CENTRALE LYON - PhD Effects of the Hofmeister ions series on the adsorption of sepsis metabolit[...]

Background

Sepsis is a blood infection, often of bacterial origin. It is the leading cause of preventable death in developed countries. Currently, it takes several days to diagnose the disease because bacteria can be present in very low concentrations in the blood. However, patients' chances of survival can decrease by the hour. Thus, there is an urgent need for a diagnostic tool that can provide results in just a few minutes. A range of blood metabolites have been identified as biomarkers of sepsis. However, metabolites are low molecular weight molecules embedded in the blood among an abundance of nonspecific molecules. Their detection is still a challenge.

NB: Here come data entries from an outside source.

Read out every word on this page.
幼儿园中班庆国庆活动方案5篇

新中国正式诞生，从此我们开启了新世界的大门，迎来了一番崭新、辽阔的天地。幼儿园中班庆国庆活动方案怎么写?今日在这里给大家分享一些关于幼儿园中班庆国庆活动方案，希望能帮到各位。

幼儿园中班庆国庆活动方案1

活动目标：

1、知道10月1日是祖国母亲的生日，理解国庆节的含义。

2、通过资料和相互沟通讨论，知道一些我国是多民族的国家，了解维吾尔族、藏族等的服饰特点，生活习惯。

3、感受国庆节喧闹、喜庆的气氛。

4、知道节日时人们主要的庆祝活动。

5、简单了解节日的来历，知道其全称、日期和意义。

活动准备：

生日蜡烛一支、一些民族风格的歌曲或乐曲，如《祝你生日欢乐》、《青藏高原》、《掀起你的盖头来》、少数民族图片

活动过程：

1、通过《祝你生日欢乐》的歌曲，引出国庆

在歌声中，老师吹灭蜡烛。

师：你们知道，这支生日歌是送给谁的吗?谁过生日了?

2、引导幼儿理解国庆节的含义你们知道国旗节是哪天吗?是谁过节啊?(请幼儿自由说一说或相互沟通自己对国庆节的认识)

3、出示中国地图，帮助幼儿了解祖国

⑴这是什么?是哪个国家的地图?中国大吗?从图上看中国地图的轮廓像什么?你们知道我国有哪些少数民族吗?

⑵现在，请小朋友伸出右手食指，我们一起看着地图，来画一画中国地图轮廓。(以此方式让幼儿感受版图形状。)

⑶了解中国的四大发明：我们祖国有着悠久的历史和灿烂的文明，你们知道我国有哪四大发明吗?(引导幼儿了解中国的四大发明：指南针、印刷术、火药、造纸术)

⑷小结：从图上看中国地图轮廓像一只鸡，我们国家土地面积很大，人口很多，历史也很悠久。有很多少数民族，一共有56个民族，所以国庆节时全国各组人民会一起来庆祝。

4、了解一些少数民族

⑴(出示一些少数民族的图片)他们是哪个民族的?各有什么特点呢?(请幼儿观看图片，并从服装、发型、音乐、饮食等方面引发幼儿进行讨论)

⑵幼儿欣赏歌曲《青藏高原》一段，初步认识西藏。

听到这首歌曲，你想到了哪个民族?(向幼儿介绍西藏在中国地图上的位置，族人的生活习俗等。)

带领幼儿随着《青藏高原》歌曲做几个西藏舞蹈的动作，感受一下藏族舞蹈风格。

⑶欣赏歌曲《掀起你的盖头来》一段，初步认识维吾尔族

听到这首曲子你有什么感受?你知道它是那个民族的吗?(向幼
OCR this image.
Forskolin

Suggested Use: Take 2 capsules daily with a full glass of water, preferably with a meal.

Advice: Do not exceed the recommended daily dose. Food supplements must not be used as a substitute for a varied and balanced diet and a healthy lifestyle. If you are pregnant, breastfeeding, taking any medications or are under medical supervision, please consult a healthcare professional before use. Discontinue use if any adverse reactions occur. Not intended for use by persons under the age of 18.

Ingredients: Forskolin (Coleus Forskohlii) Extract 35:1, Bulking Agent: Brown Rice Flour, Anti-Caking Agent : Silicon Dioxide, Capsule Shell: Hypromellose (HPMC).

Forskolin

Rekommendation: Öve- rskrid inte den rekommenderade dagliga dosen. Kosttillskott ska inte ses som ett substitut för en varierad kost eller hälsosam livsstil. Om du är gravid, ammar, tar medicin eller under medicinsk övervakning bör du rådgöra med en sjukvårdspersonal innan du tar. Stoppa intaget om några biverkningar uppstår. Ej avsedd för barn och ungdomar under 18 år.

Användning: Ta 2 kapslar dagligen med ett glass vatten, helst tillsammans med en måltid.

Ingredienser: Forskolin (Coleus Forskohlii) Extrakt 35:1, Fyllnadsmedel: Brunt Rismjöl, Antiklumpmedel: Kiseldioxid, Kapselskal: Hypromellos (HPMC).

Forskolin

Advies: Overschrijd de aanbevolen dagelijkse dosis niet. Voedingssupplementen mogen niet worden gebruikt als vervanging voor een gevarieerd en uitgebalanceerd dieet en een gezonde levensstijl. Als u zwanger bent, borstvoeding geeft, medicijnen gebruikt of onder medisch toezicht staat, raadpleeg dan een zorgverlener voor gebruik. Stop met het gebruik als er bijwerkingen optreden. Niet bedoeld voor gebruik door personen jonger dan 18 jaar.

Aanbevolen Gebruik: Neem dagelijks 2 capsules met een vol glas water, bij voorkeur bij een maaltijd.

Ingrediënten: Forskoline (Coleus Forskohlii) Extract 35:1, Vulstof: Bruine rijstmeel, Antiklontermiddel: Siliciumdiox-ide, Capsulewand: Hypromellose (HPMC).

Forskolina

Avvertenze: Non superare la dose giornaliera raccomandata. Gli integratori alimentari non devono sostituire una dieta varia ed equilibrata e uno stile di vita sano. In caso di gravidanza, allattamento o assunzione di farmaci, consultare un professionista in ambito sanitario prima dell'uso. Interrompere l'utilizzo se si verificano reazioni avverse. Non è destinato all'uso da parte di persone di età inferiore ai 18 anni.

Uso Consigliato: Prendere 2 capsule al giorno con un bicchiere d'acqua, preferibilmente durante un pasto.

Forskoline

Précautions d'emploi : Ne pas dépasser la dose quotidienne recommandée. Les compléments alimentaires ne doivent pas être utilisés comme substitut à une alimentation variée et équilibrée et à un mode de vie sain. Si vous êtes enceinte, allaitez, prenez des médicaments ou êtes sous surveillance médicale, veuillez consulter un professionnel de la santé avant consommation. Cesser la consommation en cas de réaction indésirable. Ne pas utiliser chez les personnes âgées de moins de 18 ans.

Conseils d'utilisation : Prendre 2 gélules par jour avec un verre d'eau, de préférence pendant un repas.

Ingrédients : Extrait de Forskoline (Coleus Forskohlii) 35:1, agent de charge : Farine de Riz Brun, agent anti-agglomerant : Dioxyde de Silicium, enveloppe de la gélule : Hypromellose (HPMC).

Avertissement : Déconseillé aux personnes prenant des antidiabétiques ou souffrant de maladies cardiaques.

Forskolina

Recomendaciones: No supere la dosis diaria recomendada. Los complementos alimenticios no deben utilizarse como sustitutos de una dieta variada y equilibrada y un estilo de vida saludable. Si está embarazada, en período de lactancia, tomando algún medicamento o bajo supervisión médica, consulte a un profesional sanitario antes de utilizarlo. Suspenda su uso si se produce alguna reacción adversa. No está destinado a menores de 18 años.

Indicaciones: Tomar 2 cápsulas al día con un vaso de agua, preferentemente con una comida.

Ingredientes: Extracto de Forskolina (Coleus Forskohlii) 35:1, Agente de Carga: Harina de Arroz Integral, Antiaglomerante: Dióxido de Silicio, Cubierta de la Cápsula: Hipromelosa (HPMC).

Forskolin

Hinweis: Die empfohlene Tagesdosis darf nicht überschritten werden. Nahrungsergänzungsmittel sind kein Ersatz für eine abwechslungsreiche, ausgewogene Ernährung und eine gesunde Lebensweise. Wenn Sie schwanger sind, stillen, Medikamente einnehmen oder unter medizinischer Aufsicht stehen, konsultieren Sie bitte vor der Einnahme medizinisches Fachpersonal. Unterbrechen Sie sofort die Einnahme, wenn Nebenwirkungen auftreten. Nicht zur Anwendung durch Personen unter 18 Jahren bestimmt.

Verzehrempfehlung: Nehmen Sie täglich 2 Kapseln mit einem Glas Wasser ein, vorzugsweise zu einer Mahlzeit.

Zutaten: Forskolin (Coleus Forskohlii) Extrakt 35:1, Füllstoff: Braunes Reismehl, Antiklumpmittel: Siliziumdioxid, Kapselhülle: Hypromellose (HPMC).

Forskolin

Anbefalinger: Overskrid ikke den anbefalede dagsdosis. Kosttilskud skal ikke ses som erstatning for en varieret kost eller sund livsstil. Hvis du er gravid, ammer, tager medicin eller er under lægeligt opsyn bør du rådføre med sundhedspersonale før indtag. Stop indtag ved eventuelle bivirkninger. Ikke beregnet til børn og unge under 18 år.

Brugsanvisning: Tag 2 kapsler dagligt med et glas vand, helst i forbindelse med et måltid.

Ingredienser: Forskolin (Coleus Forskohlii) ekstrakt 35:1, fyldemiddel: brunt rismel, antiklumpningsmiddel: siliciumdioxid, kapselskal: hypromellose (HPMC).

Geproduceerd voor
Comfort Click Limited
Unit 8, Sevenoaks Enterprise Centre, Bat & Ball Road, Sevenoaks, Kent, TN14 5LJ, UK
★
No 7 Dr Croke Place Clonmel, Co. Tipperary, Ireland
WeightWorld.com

Research subject/work plan

The principal objective of the thesis is to model the intermolecular interactions between metabolites and a chemically modified gold surface in the presence of different ions. Molecular modeling will be performed with Ecole Centrale de Lyon cluster “Newton”, with the classical OPLS force field. The first step will be the identification, by all atoms molecular dynamics simulations, of ions able to improve the specific adsorption of a panel of sepsis metabolites, on chemically modified gold surfaces. The effects of ions on the organization of interfacial water molecules will be investigated, as well as the impact of the organization of water molecules on the selective adsorption of metabolites depending on their physicochemical properties. Simulation results will be assessed by experimental surface plasmon resonance (SPR) analysis on gold surfaces. The student will develop a data analysis method (e.g. statistical methods) to identify the main parameters driving metabolite-surface interactions in the presence of different concentrations and ratio of ions. If time permits, mass spectrometry analysis will be carried out through collaborations to assess the method within a clinical framework.

Scientific environment

The PhD student will be supervised by Dr Christelle Yeromonahos (specialist of molecular dynamics simulations) and Prof. Jean-Pierre Cloarec (specialist of surface plasmon resonance) at the INL lab. The Chemistry and Nanobiotechnology group, at INL, is conducting interdisciplinary research activities on coupling numerical methods, nanotechnology and molecular biology for health and environmental applications.

Candidate skills

The PhD candidate should ideally have a background in engineering sciences, material sciences or physical chemistry. A culture in computer science, numerical simulations and data analysis via Python or Matlab is required. Knowledge about computational chemistry, and High-Performance Computing on datacenter would be a plus. Also, the candidate must be able to work at the interface between chemistry, mathematics, and physics. An interest for experimental chemistry and surface plasmon resonance is required.

Funding

In the framework of the “Ecole Doctorale Matériaux”, the candidate will apply in April 2026 to a PhD grant beginning in October 2026 for 3 years. In complement to this grant, the candidate can also participate to the teaching of ECL’s students if desired.